In a meeting on July 19, Public Works Director Dave Walrath informed the commissioners that he had received an estimate of just under $4 million for the Kettle Butte Dairy road. It would be approximately $1 million a mile.

During that meeting, Walrath had stated the road has been validated as a county road. The county is not going to try to get deeded dedicated right-of-ways from the property owners.

During the Aug. 30 meeting, Walrath stated the meeting was meant to start looking at funding for construction.

Economic Development member Ted Hendricks stated this is preliminary. According to Hendricks, the construction financing is anticipating what they looked at in the last budget, which is approximately $4 million for construction. They are trying to secure $3 million from the Economic Development Administration (EDA), which is an 80%/20% share.

Hendricks stated, when they applied for the design money, they were under an 80%/20% ratio as well, but this was for the disaster declaration, due to the flooding that happens in the Kettle Butte Dairy area. Hendricks mentioned they will have to come up with between $800,000 to $900,000 on their own, but can try to apply to the State of Idaho to get some extra funding.

According to Hendricks, they have already had two businesses commit $100,000 each.

Hendricks mentioned the easement issue was a big item they had to work through before they could move ahead with applications, but there will have to be two separate applications, one for the EDA and one for the State of Idaho. They have to get one in order to be funded for 2022.

Chairman Scott Hancock asked if they have the applications, and Hendricks stated they know what they have to submit but have not started on them yet. According to Hendricks, the EDA application has changed substantially and will take more time than one they did three years ago. The EDA application can be submitted at any time.

Ben Burke with Horrocks Engineers stated they have provided their final design to Walrath; there is an estimate, plans and a spec.

Burke is working with landowners to get written property use agreements to have their permission to be on their property during construction. They don’t want the contractor out there when someone is farming. Hendricks stated they thought about doing the earth work during the first year and then come back and finalize the paving the following year.

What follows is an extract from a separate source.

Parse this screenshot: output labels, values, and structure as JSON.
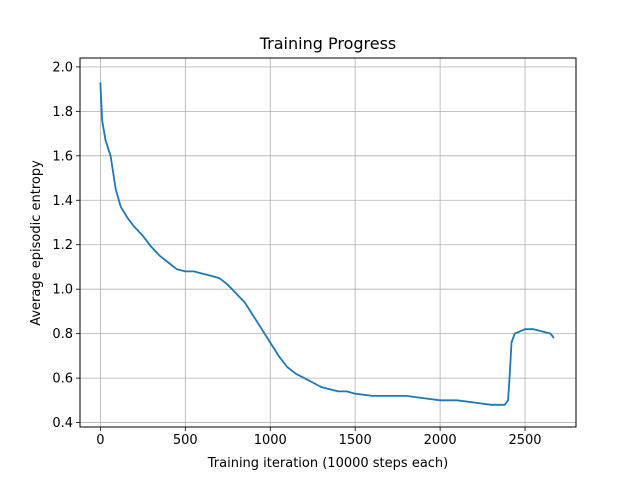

Hancock asked how many landowners there were, and Hendricks mentioned there are six, but they all own multiple parcels; the dairy owns three parcels. Hendricks stated one of the landowners is concerned about more traffic going by his house, but Hendricks reassured him by stating there would only be an additional fifty cars a day.

Hancock thought they had already approved the application, Hendricks said they still need the forms saying the easements are in place.

Walrath mentioned he is not sure on some of the pricing. Hendricks stated they will apply and base their budget around the estimate; they need to have a good contingency to make sure the numbers are good. Walrath stated they have 10% included in this. When they had submitted the original application to EDA, Walrath did not feel good about the construction cost estimates.

Walrath also mentioned some of the landowners were worried about doing this during harvest, and would like to be compensated for loss of crops.

Commissioner Roger Clark stated he would rather do this earlier in the year. Burke mentioned that it rains a lot in the spring; they could start in late fall, but then they have to push the pavement off. Hancock stated he agrees with doing it during the spring because there is less traffic. They will be able to assess how much crop they will actually damage.

The commissioners stated they would prefer the project to be started in the spring of 2022, but Hendricks and Walrath would like to wait until fall of 2022. However, this will all depend on the funding.

Hendricks stated they will know if they received the economic development funds by either January or February.

Walrath stated a big factor in cost will be where the material source is at; this will not be from a county source. Walrath mentioned he has a good number in the bid — $70 a ton. Hancock asked if the state bid is at $50 a ton, Walrath said yes, but the $70 includes everything.

Walrath stated they have HK Contractors, Depatco, Knife River and Western, which Hendricks said they all should be interested in this.

There was no final decision made at the end of the meeting. The next step is to have Hendricks fill out the applications.